I know that, as a parent, you are going to believe your child. It’s what we do as parents – our children wouldn’t lie to us, would they?

Except what they sometimes tell is not the absolute truth – it is perception or their preferred presentation of the facts. It has never failed to amaze me at how skilled and quick children can be in presenting a story with powerful language to support or excuse their action.

A parent wrote to me this week to complain about an aspect of the school meal – her child had said that the vegetarian option was cold but that he chose to ‘go veggie’ because that queue moves quicker. Some of the children race to get lunch done and to be out playing – the current record stands at 3 minutes from bell to lower playground. Getting in the fastest moving queue would therefore be an incentive, except we don’t actually have separate queues for different school meal options!

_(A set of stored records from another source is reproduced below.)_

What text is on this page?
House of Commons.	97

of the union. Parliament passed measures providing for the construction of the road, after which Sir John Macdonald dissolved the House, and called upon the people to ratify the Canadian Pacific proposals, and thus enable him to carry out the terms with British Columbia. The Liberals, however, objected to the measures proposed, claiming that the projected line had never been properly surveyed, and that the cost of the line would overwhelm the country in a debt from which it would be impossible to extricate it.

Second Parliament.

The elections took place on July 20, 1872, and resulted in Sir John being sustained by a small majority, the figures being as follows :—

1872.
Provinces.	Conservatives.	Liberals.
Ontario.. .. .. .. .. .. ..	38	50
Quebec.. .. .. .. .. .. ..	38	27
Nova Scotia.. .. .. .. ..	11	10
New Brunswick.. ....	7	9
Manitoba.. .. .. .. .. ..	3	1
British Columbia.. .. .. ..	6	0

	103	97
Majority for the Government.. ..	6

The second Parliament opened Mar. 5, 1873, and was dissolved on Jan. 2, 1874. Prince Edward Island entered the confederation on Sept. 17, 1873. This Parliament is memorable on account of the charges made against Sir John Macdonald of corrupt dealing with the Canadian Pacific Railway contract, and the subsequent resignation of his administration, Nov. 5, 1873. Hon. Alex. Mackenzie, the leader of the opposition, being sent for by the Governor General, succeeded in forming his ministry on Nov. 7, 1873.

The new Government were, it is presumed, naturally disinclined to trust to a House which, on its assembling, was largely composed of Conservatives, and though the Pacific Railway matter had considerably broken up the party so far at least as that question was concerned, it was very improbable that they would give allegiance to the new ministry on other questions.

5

The class comes in to the servery in one, snaking, line, one behind the other. Their name is checked on a daily printed register to avoid errors in selection (if you opted for a jacket potato at register in the morning you get a jacket potato at lunch) and to ensure correct payment (making sure prepared meals do not run out before the last pupil reaches the serving hatch).

The children then move across the serving hatch where kitchen staff will serve from that day’s choices – hot meal, vegetarian, Street Food on Wednesdays, jacket potato – in one line. There is no jumping ahead, no queue  splitting and no pushing in. Each child then passes across to the second hatch to select a dessert, and possibly some salad to add to their mains. One queue, one speed.

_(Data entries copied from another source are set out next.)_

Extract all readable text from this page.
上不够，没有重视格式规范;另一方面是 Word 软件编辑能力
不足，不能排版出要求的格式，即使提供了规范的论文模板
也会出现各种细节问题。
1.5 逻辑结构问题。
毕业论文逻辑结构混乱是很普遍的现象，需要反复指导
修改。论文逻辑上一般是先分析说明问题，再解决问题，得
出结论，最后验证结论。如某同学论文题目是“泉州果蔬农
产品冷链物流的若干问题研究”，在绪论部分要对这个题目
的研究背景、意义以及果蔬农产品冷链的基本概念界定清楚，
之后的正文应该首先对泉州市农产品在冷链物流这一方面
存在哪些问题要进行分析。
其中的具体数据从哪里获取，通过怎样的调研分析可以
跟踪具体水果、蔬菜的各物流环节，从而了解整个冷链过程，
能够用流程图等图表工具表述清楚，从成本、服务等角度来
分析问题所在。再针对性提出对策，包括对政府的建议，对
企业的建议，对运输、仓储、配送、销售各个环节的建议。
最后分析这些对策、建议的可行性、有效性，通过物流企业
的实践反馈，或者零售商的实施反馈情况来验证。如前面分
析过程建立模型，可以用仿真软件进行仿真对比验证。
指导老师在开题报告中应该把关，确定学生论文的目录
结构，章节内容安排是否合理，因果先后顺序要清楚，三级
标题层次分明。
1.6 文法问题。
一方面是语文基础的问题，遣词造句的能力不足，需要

What the parent told me their child had told them was not true. I am not calling either a liar, but that presentation of facts is not correct. Perhaps the child is trying to excuse their behaviour, perhaps they lack the accuracy of language to correctly present what happens. Perhaps the child means something else and the parent has misinterpreted. Whatever the reason, the vegetarian option queue does not go faster because there is no vegetarian option queue.

In a similar way another parent complained, formally, that the toilets are ‘extremely dirty’, ‘extremely filthy’ and ‘disgusting’. Their child, and a parent WhatsApp group, says they are, so it must be true. Except it isn’t. 50 hours a week of cleaners’ time says they aren’t. A Caretaker who tells me whenever children have misused any area of school (and he hasn’t) tells me they aren’t. My daily walk-through every cloakroom area tells me they aren’t. Lunchtime supervision in cloakroom areas by midday supervisors tells me they aren’t. The parent, who has never been on the school site, can make such an assertion but it is wrong.

Both parents have been invited into school to look for themselves, as I do not believe they will take my word for it or be convinced by my presentation of facts.